Monday, March 29, 2010

2nd Assignment

Assignment #2, Question 2

Second Life is sold as a game that renders us the extent of freedom that real life cannot give us. Like every other video games, it allows users to indulge in the pleasurable experience of controling what happens in the virtual world. Second Life seemingly enables us to engage with the environment freely. In fact, we are engaging with the environment according to the design of the game. It enables us to “go anywhere”, but actually we are going nowhere: the places are set for us. We cannot go beyond the coding and technology. We are not set free, but rather imprisoned by the game. It’s the promise of freedom that imprisons us.

Second Life not only features its immersive experience, but most importantly, boasts its ability to allow users to design their own avatars, build their own buildings, choose their life style etc. with the extent of freedom that other video games do not allow. For example, Second Life objects are solids called prims. “Prims can assume any shape you want.” “And you can make prims look any wan you want by applying selected textures to their surfaces.” (Second life: the Official Guide, Michael Rymaszewski, Wagner James Au, MarkWallace, Catherine Winters)

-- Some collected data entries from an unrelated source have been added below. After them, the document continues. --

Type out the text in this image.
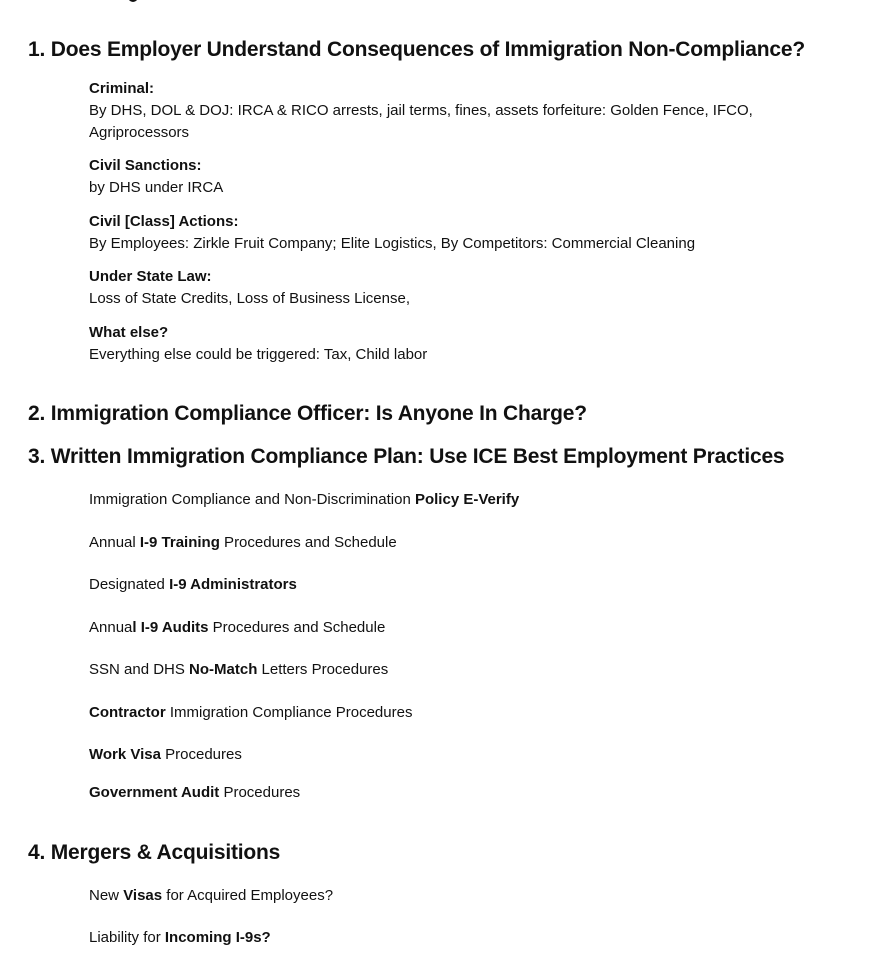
1. Does Employer Understand Consequences of Immigration Non-Compliance?
Criminal:
By DHS, DOL & DOJ: IRCA & RICO arrests, jail terms, fines, assets forfeiture: Golden Fence, IFCO, Agriprocessors
Civil Sanctions:
by DHS under IRCA
Civil [Class] Actions:
By Employees: Zirkle Fruit Company; Elite Logistics, By Competitors: Commercial Cleaning
Under State Law:
Loss of State Credits, Loss of Business License,
What else?
Everything else could be triggered: Tax, Child labor
2. Immigration Compliance Officer: Is Anyone In Charge?
3. Written Immigration Compliance Plan: Use ICE Best Employment Practices

Immigration Compliance and Non-Discrimination Policy E-Verify

Annual I-9 Training Procedures and Schedule

Designated I-9 Administrators

Annual I-9 Audits Procedures and Schedule

SSN and DHS No-Match Letters Procedures

Contractor Immigration Compliance Procedures

Work Visa Procedures

Government Audit Procedures

4. Mergers & Acquisitions

New Visas for Acquired Employees?

Liability for Incoming I-9s?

However, we must notice that every single user manipulation is based on the frame of the interface that is designed by the architect of the virtual world. Indeed, the user is allowed to copy/paste, shift, zoom the window, drag the icon, but only to the extent that the system allows. It seems that the user is manipulating the system according to his will, but he is in fact only operating on top of the fixed coding that comes with the interface, and therefore, is subject to the control of technical guru. “The window into a fictional world of a cinematic narrative has become a window into a datascape.” (Manovich, 101) Everything can be reduced down to software and codes. Users are therefore necessarily subject to control of the designer/architect of the virtual world. SL creates a phenomenal world that engages us in interacting with it, so that we never wonder what the intrinsic mechanism is. The underlying coding process is hidden, and the user is shown with the surface.

Second Life has imposed a lot of its conventions and behavioral habituations on the user. It renders spatial constraint insignificant by allowing teleport between places. “And just like a mythological god, you’re able to fly, and teleport wherever you like in an instant.” As Monovich points out in the Language of New Media, each interface imposes its own logic on media, with a significant example of the “cut and paste” operation under GUI that blurs the traditional distinction between spatial and temporal media.

Technical control comes in the form of a culture. As Manovich points out, HCI also presents us and allows us to interact with cultural data, creating the concept of “cultural interface. (Manovich, 70) SL promotes user’s ability to control their life, “from your point of view, SL works as if you were a god in real life.” (Second life: the Official Guide) However the truth is, there are strict constraints and limits of the events that can happen in second life. Everything happens according to a certain type of routine. We are only choosing from types of activities to engage in. It seems that we are free because we have the options, but rather we are prisoners who are satisfied with the constrained situation.

In other words, the users of Second Life are freer only in the sense that they are provided more options. This is exactly the value that is promoted by SL: choosing, consuming, and owning. The achievement of technology constrains humans’ ability to fulfill their desires, and therefore define their desires. Technologies not only limit humans in pursuing their desires, but also create false desires that are socially constructed. SL imposes a certain value onto the user --- the commercialized life style of owning and consumption, of course with the commercial purpose of promoting the technological characteristics of the game. “Living a life means making choices, and you’ll be making plenty from the moment you log onto Second Life for the first time.” (Official Guide Chapter 2) The users are provided with a rich variety of objects, and their life in the game is about how much they own. Their life is reduced into their fake properties in the game. Even though Second Life is a virtual world, it’s still all about material. The interface of SL is able to affect our value system through this imposition.

We cannot separate interface from media, because interface “functions to filter, to screen out, to take over” (Manovich, 70) information as it presents the media. Since Second Life is based on this user interface technology, it incorporates its traditions and limitations as well. The user who attempts to dominate the world is trapped by the apparatus himself. This is the nature of this kind of games: it gives you the illusion of freedom by allowing choices; however, choices are not freedom. Giving slaves the freedom to choose their masters does not liberate them.

The user is incorporated into the system, becoming part of the game. We are not consuming the game; the game is consuming us. What’s more, when we are so committed in this “game”, Second Life will become our “first life”, and our only life. The Matrix may predict the ultimate stage of human-computer interface: a game so indulging that we are willing to live in it.